DIP 1028---Make @safe the Default---Community Review Round 1
ag0aep6g
anonymous at example.com
Thu Jan 9 19:24:42 UTC 2020
On Thursday, 9 January 2020 at 18:47:23 UTC, Johannes Pfau wrote:
> @safe void someFunction()
> {
> int[4] data;
> // Lot's of code
> @trusted
> {
> data.ptr[3] = 42;
> }
> }
>
> Now someone changes data to int[2]:
>
> @safe void someFunction()
> {
> int[2] data;
> // Lot's of code
> @trusted
> {
> data.ptr[3] = 42;
> }
> }
>
> So by modifying @safe code only, you introduced a memory safety
> issue. The interface of a @trusted function however is more
> strictly defined:
>
> @trusted function set(ref int[4] data)
> {
> data.ptr[3] = 42;
> }
Unfortunately, that kind of @trusted misuse is pretty common.

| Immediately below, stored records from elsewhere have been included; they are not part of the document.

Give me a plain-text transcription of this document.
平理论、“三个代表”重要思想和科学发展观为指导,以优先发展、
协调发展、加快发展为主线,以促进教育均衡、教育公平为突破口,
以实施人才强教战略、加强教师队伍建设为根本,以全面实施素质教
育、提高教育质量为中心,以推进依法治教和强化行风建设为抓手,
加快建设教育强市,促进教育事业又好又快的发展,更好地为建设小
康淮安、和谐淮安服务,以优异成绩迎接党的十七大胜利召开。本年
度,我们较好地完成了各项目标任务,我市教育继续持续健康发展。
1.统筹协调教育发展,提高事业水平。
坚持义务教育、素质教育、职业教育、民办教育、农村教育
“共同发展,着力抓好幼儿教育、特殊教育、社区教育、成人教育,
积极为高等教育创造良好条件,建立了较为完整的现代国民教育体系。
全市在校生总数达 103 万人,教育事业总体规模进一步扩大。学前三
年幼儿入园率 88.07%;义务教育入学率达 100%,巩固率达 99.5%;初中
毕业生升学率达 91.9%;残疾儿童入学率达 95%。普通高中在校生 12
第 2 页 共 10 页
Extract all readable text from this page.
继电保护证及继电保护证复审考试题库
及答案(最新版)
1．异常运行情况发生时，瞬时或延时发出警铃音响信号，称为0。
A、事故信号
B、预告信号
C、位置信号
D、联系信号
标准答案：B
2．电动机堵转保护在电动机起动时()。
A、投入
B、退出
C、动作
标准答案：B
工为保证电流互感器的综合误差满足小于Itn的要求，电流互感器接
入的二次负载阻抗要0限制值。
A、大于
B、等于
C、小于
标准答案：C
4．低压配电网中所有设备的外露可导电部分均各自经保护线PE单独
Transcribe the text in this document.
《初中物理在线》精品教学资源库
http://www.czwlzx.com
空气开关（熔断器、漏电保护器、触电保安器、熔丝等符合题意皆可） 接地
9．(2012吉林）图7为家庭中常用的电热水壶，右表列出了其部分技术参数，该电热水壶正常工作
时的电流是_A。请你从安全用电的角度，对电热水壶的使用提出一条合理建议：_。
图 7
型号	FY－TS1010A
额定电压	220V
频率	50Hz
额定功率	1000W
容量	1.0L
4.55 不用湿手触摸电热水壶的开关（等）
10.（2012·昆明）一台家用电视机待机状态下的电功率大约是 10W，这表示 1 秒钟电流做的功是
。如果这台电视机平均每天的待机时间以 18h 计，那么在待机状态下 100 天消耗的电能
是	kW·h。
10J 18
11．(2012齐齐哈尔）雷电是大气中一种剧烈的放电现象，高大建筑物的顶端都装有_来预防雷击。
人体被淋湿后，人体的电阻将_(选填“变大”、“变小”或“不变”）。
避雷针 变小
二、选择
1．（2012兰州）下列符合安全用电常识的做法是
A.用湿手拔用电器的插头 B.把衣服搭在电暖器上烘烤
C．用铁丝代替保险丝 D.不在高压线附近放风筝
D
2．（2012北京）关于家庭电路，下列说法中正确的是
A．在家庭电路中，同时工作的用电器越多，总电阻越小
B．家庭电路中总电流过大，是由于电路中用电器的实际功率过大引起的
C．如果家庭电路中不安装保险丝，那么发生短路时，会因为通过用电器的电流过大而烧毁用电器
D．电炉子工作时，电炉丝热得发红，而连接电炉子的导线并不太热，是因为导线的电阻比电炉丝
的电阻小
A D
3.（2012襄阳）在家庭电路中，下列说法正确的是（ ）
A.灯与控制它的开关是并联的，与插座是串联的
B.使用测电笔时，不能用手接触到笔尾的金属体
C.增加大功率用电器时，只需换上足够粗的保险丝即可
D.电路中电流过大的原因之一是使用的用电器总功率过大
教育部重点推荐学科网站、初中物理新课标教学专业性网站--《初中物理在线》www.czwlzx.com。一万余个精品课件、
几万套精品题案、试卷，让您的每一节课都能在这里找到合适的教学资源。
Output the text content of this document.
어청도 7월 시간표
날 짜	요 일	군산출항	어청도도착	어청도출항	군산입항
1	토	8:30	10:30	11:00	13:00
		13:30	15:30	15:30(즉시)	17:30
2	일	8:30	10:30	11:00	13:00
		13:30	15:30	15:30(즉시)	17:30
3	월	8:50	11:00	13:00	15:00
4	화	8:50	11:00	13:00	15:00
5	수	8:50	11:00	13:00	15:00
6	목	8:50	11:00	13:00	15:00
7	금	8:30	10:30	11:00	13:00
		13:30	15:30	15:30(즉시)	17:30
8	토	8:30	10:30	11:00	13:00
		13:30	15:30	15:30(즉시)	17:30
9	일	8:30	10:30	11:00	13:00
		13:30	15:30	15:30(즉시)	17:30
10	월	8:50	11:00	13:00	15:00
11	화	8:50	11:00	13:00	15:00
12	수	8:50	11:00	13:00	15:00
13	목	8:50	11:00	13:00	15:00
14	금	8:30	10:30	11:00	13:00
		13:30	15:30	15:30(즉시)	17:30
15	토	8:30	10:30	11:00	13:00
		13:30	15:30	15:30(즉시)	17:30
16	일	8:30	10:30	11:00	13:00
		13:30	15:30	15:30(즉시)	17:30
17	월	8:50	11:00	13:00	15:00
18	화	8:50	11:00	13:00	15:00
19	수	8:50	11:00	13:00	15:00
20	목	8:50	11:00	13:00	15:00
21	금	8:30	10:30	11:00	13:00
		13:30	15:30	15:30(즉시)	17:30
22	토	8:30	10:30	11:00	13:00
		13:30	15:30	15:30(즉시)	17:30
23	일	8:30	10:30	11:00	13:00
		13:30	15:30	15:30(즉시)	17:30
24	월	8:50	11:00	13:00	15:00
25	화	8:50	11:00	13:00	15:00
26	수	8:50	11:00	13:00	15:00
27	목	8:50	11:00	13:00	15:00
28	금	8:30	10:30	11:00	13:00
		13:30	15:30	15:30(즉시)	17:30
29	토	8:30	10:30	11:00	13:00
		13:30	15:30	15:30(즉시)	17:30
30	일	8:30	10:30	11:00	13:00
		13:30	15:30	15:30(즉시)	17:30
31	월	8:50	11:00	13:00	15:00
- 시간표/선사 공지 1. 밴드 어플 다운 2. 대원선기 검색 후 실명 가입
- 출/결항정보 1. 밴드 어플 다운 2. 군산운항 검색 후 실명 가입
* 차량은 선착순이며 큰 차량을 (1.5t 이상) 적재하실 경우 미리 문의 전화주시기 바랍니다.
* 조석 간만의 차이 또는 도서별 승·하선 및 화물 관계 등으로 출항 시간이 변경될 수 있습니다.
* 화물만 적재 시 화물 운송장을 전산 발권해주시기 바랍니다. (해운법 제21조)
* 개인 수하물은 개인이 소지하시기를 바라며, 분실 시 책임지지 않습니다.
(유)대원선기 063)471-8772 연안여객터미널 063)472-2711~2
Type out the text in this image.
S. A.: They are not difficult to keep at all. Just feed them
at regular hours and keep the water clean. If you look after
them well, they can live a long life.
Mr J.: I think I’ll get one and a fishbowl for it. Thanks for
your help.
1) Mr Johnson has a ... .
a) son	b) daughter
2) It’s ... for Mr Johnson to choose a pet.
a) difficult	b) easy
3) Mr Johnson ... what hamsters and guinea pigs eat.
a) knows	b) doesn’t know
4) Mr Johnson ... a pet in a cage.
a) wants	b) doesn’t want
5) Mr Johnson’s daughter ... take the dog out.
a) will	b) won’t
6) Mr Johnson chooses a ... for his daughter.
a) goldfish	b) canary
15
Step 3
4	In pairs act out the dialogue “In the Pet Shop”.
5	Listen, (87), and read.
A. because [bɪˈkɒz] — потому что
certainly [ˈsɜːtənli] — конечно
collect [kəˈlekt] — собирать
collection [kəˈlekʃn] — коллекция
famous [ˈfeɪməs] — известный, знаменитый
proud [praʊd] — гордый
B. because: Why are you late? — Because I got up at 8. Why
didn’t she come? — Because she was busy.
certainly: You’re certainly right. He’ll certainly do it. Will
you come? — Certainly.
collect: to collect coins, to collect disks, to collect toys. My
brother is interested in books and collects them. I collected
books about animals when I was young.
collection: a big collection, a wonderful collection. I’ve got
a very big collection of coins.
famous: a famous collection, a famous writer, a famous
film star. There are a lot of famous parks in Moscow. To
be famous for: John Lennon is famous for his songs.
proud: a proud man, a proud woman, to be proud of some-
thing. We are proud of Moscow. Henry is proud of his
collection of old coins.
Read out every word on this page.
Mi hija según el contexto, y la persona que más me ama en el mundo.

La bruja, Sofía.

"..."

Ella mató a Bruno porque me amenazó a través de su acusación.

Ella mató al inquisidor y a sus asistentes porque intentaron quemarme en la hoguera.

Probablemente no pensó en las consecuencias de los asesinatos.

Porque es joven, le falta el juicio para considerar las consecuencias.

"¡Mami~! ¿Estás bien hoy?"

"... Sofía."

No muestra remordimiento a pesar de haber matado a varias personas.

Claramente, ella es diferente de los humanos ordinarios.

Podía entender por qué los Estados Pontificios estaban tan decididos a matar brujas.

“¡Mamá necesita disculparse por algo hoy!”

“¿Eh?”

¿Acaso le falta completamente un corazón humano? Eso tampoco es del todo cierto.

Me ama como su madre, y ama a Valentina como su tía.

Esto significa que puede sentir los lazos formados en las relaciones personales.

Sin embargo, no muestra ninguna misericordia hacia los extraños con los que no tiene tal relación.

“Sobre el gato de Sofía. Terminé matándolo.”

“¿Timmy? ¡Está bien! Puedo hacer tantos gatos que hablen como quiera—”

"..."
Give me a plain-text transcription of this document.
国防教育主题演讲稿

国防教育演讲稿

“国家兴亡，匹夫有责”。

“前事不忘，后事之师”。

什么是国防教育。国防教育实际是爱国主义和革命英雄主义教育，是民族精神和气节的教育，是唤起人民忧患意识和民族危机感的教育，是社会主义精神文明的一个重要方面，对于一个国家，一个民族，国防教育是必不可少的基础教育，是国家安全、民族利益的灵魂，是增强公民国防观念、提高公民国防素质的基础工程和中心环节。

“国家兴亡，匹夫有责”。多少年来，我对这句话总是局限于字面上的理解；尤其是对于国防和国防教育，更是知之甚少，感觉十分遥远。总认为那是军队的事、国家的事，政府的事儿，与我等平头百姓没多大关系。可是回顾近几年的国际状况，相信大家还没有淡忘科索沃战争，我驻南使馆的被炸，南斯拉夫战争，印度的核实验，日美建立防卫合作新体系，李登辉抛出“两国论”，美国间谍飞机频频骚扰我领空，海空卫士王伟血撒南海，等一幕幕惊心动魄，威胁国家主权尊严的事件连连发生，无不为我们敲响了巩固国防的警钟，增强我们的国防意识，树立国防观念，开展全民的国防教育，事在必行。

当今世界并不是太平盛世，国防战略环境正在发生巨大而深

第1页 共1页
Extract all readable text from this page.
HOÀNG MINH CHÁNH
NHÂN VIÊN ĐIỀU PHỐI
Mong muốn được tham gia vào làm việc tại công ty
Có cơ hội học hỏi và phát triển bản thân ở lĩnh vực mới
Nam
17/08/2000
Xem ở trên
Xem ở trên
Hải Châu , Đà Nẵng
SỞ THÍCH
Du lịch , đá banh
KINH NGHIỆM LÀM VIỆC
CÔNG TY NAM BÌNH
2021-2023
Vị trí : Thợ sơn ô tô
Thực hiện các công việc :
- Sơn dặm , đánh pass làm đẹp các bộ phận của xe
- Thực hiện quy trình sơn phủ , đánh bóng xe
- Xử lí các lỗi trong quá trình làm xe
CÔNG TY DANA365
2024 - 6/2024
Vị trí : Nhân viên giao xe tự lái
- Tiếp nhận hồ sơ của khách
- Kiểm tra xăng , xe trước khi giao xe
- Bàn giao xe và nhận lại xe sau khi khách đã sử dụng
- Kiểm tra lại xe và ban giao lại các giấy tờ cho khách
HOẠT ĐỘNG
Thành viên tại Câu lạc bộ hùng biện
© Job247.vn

@system variables is a feature that can help in such cases.
There's a DIP in the making:
https://github.com/dlang/DIPs/pull/179
You could then write someFunction as:
@safe void someFunction()
{
@system int[4] data;
// Lot's of code
@trusted
{
data.ptr[3] = 42;
}
}
Now you're guaranteed that "lot's of code" can't touch `data`,
and you can rely on that in the @trusted section.